There are wrinkles, however — the compliance survey has not been updated since its publication in 2002. The updated FTC website has a page specifically addressing YouTube channel owners that omits the mention of such broad parameters as sports, features a compliance plan to help YouTubers avoid the looming fines and specifies, “unless you’re affirmatively targeting kids ... you don’t have to worry about COPPA.”

And yet, some further wrinkles — the compliance survey states in its intro summary that it “establishes a benchmark for future analysis of Rule compliance.” This could be interpreted literally, meaning that the report is essentially the master reference for all current concerns. However, the fact that the updated FTC website has altered language and material specifically for YouTubers could be interpreted to mean the report is a guideline, rather than a glorified Bible.

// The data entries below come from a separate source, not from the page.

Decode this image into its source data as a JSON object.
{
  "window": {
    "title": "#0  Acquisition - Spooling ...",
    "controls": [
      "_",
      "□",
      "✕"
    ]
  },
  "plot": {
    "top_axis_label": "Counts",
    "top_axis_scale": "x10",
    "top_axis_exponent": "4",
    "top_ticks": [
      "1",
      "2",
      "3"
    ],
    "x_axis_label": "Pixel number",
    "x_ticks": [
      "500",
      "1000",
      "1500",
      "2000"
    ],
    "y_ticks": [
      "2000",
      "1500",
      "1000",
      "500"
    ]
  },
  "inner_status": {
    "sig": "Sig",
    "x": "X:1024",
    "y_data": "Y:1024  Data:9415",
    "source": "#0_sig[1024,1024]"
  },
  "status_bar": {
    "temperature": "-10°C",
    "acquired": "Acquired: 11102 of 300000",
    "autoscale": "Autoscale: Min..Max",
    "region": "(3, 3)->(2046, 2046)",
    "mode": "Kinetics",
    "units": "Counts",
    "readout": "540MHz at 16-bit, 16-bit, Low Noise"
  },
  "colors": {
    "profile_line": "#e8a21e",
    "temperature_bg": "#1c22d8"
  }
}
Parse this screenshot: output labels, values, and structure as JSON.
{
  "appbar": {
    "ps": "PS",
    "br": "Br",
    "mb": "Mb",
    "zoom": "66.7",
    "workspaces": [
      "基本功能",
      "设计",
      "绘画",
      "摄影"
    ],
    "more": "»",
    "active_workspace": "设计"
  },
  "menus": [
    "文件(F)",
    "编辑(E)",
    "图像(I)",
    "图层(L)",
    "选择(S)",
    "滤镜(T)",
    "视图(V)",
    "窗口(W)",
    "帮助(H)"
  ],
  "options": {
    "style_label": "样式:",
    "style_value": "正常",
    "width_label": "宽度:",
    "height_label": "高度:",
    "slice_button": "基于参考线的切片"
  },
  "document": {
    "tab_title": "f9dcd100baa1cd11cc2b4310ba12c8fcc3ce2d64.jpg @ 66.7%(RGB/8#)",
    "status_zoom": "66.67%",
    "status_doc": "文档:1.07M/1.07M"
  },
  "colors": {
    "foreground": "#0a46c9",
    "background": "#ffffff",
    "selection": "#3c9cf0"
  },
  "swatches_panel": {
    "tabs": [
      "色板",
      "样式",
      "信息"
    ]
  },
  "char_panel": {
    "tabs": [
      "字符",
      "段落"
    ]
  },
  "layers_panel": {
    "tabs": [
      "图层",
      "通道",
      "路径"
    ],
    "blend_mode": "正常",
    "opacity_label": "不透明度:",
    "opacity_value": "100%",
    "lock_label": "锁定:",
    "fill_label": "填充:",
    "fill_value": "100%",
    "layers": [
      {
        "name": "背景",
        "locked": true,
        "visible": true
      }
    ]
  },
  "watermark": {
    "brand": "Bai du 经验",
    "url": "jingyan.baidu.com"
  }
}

Children’s privacy should absolutely be protected from predatory services, but the FTC seems a little too happy about a culling, with the only avenue of offered aid being a Dec. 9 deadline for objectors to submit comments. Likewise, YouTube is not forthcoming with support — the website is offering no legal advice other than “get a lawyer.” Members of the YouTube community are countering this lack of support by starting a petition for the FTC’s reconsideration of the COPPA Rule.

When a government organization waves around multiple sets of rules and doesn’t tell you which ones you need to follow, the vise of litigation could clamp around anyone. We need specifics. Not an overzealous FTC. Now is the time for them to lay out a better plan with Google and YouTube to help identify what is or is not safe, because COPPA may not stop with YouTube — social media, online stores and even streaming services could come under attack. If any of them are like YouTube and pay their fines without sneezing, the public could once again be forced into a no-win scenario.